Remembering Dave Loggins and “Please Come to Boston” (RIP)


There are some songs that when the last phrase is written and the period is dotted at the end, they immediately become timeless and genre-less due to how expertly they encapsulate a human experience.

For 50 years, “Please Come To Boston” by Dave Loggins has been one of those songs. Written by Loggins himself, it became an easy listening/soft rock #1 hit for him back in 1974, and the song that would go on to define his career. But the country world saw that “Please Come To Boston” was a country song at its heart, and that’s where it would ultimately become a standard.

When both Joan Baez and David Allan Coe released their own version of the song in 1976, it spoke to its far reaching resonance. Coe’s version is where it was arguably most popularized in country. Jimmy Buffett, Willie Nelson, Glen Campbell, Tammy Wynette, B.W. Stevenson, Lee Hazlewood, and later Reba McEntire, Confederate Railroad, Garth Brooks, Kenny Chesney, and Wade Bowen would all cover it as well.

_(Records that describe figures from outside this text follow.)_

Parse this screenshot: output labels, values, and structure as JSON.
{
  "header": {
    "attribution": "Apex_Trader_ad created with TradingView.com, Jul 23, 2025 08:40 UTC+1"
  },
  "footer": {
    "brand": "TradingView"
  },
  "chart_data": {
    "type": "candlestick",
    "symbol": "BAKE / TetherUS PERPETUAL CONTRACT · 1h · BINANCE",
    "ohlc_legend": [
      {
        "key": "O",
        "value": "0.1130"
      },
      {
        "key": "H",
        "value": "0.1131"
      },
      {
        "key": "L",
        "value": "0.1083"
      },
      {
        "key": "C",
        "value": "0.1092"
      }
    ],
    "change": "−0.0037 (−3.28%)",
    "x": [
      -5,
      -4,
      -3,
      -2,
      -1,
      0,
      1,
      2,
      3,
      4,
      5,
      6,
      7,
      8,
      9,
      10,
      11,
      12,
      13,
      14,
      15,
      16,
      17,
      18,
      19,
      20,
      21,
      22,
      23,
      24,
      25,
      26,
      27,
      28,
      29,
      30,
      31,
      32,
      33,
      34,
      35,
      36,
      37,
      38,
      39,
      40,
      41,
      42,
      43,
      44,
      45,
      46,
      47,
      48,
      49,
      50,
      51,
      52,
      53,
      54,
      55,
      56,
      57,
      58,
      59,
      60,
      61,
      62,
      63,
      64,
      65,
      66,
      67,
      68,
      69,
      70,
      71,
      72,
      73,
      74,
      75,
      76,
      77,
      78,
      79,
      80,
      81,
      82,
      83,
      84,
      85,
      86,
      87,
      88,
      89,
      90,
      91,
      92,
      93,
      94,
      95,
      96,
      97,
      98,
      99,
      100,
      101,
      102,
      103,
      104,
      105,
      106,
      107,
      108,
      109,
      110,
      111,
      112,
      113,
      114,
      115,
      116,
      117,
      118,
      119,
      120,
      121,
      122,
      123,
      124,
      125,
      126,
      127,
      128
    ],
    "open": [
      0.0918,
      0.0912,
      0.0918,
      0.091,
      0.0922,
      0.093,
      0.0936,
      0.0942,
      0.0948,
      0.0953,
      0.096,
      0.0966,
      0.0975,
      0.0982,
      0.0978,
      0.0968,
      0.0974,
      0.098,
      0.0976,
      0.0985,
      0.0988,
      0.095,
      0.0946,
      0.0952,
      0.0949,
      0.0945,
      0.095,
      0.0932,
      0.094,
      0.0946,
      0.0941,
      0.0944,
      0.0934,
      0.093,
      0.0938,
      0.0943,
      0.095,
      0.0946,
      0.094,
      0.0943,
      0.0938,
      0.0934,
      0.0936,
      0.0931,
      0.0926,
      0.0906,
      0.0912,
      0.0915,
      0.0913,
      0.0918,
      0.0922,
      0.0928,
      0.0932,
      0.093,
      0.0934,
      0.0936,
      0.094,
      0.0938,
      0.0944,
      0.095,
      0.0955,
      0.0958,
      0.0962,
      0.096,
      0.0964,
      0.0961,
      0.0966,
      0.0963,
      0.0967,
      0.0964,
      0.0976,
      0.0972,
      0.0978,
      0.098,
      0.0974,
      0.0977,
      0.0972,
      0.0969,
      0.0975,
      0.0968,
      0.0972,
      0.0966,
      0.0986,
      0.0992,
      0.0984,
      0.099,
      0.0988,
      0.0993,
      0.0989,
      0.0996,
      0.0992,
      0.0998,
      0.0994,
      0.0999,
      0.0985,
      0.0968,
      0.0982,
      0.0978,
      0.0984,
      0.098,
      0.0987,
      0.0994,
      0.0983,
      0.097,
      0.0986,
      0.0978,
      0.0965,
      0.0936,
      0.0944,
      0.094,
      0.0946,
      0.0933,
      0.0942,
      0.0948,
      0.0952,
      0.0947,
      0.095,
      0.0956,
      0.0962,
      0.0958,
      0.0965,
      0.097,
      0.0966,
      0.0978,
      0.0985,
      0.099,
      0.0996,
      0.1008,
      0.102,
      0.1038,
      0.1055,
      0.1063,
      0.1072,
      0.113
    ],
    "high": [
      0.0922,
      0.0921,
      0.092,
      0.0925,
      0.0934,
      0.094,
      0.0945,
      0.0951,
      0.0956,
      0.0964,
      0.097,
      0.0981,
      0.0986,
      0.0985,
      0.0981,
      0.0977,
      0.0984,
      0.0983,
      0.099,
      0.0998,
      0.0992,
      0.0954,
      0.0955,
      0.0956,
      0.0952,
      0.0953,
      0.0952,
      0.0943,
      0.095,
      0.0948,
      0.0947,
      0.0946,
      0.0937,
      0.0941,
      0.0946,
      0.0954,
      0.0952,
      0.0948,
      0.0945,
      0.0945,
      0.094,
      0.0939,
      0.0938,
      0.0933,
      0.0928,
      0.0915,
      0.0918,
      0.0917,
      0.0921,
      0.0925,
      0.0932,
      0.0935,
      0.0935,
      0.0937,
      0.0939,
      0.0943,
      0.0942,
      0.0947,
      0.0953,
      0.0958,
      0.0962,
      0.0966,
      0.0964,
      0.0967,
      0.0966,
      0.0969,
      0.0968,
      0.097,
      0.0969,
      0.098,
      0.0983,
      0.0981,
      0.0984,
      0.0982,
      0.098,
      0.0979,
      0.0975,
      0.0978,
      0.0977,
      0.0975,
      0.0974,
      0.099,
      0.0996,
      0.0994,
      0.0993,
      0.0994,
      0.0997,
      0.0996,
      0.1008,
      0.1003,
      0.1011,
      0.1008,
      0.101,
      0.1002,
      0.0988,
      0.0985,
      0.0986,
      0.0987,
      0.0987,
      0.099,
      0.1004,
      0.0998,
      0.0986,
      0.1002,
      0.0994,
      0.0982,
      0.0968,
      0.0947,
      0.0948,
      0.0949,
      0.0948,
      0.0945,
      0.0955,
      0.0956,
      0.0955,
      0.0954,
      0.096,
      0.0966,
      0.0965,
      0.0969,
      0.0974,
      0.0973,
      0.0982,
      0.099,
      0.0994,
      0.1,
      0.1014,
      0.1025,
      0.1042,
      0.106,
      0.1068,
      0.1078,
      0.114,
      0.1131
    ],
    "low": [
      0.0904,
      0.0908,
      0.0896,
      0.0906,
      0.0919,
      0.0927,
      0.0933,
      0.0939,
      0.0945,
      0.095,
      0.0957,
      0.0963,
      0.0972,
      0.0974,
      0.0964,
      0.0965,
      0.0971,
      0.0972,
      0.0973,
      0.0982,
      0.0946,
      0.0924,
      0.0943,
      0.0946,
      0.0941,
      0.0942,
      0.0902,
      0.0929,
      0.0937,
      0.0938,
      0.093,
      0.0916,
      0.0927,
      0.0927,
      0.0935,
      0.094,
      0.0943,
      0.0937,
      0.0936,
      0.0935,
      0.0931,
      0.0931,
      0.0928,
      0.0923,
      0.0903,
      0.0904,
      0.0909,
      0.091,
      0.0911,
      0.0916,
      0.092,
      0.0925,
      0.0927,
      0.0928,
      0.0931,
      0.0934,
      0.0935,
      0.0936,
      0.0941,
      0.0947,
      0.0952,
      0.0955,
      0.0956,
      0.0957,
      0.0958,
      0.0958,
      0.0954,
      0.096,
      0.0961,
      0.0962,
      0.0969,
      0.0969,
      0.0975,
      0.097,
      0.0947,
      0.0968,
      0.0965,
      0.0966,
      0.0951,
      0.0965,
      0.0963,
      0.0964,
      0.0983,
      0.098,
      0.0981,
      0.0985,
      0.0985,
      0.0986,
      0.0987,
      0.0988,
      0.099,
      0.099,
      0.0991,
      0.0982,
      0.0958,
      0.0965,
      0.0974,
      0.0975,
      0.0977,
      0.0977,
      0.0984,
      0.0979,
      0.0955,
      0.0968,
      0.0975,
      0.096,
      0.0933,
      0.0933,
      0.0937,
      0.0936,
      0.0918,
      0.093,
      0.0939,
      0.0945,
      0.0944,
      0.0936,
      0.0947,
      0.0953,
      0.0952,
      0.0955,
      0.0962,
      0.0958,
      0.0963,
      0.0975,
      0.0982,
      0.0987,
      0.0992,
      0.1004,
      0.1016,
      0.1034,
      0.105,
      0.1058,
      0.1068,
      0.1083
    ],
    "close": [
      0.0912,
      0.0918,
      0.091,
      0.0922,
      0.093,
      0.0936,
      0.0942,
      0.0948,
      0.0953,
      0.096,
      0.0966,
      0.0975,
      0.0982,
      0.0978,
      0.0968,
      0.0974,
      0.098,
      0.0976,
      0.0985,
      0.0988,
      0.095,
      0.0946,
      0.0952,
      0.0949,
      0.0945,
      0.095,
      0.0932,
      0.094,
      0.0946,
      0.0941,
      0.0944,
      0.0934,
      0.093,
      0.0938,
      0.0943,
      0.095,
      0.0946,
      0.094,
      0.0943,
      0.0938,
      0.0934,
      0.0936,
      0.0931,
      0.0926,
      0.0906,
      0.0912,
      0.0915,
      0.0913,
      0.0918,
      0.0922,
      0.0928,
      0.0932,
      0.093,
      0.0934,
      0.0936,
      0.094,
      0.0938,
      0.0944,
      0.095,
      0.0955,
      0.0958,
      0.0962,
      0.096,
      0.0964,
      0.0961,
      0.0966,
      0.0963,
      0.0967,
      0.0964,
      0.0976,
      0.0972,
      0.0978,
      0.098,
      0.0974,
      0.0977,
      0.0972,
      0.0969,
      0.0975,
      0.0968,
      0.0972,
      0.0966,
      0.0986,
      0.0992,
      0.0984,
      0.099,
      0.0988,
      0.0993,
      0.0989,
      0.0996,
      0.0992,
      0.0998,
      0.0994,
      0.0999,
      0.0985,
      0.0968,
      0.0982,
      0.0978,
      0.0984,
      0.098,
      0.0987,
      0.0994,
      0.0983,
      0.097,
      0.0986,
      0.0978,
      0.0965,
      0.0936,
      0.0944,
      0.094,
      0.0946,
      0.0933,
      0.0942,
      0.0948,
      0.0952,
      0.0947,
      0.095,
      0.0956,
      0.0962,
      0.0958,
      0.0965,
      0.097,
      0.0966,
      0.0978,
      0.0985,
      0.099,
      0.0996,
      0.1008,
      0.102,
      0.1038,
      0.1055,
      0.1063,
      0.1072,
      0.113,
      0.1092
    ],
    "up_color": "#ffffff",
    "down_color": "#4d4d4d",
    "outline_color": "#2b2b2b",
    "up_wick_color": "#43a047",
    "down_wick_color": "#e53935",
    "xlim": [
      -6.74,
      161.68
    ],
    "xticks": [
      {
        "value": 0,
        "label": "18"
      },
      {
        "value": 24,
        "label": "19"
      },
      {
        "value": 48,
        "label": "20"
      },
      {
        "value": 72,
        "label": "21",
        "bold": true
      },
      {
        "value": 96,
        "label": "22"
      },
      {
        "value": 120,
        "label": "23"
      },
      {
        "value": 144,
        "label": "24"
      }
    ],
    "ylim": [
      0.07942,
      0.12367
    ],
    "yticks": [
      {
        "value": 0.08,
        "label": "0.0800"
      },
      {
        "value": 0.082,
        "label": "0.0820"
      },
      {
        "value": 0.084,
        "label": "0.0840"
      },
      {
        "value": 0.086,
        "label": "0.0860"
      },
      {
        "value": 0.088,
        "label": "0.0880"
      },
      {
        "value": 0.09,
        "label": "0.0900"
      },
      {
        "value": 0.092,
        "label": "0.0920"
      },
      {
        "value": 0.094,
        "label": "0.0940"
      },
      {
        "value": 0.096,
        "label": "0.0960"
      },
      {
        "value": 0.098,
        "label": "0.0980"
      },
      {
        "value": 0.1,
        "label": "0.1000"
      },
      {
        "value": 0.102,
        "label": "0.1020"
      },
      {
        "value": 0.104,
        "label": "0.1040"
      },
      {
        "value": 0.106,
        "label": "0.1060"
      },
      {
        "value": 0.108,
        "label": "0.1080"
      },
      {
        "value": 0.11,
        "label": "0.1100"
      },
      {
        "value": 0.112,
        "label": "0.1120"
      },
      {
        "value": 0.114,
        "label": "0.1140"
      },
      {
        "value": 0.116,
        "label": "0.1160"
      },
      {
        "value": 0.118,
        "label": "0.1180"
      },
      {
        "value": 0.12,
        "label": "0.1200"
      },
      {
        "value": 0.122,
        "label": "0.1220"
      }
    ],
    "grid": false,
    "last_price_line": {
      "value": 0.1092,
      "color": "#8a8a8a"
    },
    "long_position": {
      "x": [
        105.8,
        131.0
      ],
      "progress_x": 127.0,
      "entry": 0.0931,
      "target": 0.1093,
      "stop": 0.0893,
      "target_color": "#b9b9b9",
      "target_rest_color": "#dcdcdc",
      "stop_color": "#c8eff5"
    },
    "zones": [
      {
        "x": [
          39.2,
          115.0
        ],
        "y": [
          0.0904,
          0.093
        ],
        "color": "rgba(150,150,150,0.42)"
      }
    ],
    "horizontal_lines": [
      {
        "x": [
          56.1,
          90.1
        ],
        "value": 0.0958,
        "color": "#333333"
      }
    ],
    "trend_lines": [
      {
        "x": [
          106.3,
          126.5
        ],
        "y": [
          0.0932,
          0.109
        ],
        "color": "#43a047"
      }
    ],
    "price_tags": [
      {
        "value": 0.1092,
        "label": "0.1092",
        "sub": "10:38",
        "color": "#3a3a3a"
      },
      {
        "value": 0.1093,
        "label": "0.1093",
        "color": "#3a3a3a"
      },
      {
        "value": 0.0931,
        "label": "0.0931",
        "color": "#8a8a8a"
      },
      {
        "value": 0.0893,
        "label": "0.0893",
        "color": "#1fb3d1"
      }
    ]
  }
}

On July 10th when Dave Loggins passed away at the age of 76 in Nashville, country traditionalists William Michael Morgan released his own version of the song on his Country Classics covers album. 50 years into the game, and country artists are still enamored with “Please Come To Boston.”

Dave Loggins wrote the song while touring with the Nitty Gritty Dirt Band. No wonder it comes with a country music heart. The tour included stops in Boston, as well as Denver and Los Angeles that are also mentioned in the song. According to Loggins, everything about the song was true, except the girl calling her ramblin’ boy home. He didn’t have a love interest at the time.

It’s not only country artists that found appreciation for the song. It was also recorded by Babyface, Tori Amos, and others from across the pop, rock, and R&B world.

“Please Come To Boston” is clearly the most recognizable song from the Dave Loggins catalog, but some in the sports world may disagree. His instrumental “Augusta,” has been used as the music behind the annual Masters Golf Tournament in Georgia since 1981. It’s almost as iconic as the tournament itself, and is one of those movements of music that evokes a deep feeling every time you hear it, like you’re immediately transported to Augusta National’s immaculate greens.

Though “Please Come To Boston” and “Augusta” both rose to become cultural institutions, these are not the only contributions from Loggins. After “Please Come To Boston” was so embraced by country, Loggins became an accomplished and revered songwriter. He wrote the #1 song “Morning Desire” recorded by Kenny Rodgers, and Juice Newton’s #1 “You Make Me Want To Make You Mine.” He also wrote songs for Don Williams, Crystal Gayle, Wynonna Judd, Restless Heart, Alabama, Billy Ray Cyrus, and others.

Dave Loggins seemed to prefer the lesser profile of a songwriter than someone out there performing on a nightly basis. But in 1984, he won the CMA Award for Vocal Duo of the Year with Anne Murray for the #1 song “Nobody Loves Me Like You Do.”

For all of his accomplishments, Dave Loggins was later named to the Nashville Songwriters Hall of Fame in 1995. Even though at that time, multiple Loggins songs were still regularly being recorded in the country realm, Loggins had long retired. In about 1985—less than a decade after “Please Come To Boston” was first recorded—Loggins mostly stepped away from music, meaning sometimes his legacy and impact isn’t quite measured accurately since Loggins was not out there singing his own praises.

But clearly, time has proven his work invaluable, from “Please Come To Boston” and beyond.

Born on November 10, 1947 in Mountain City, Tennessee, Dave Loggins worked as an insurance salesman and did technical drawings before deciding to pursue music. He was also the cousin of well-known singer/songwriter Kenny Loggins.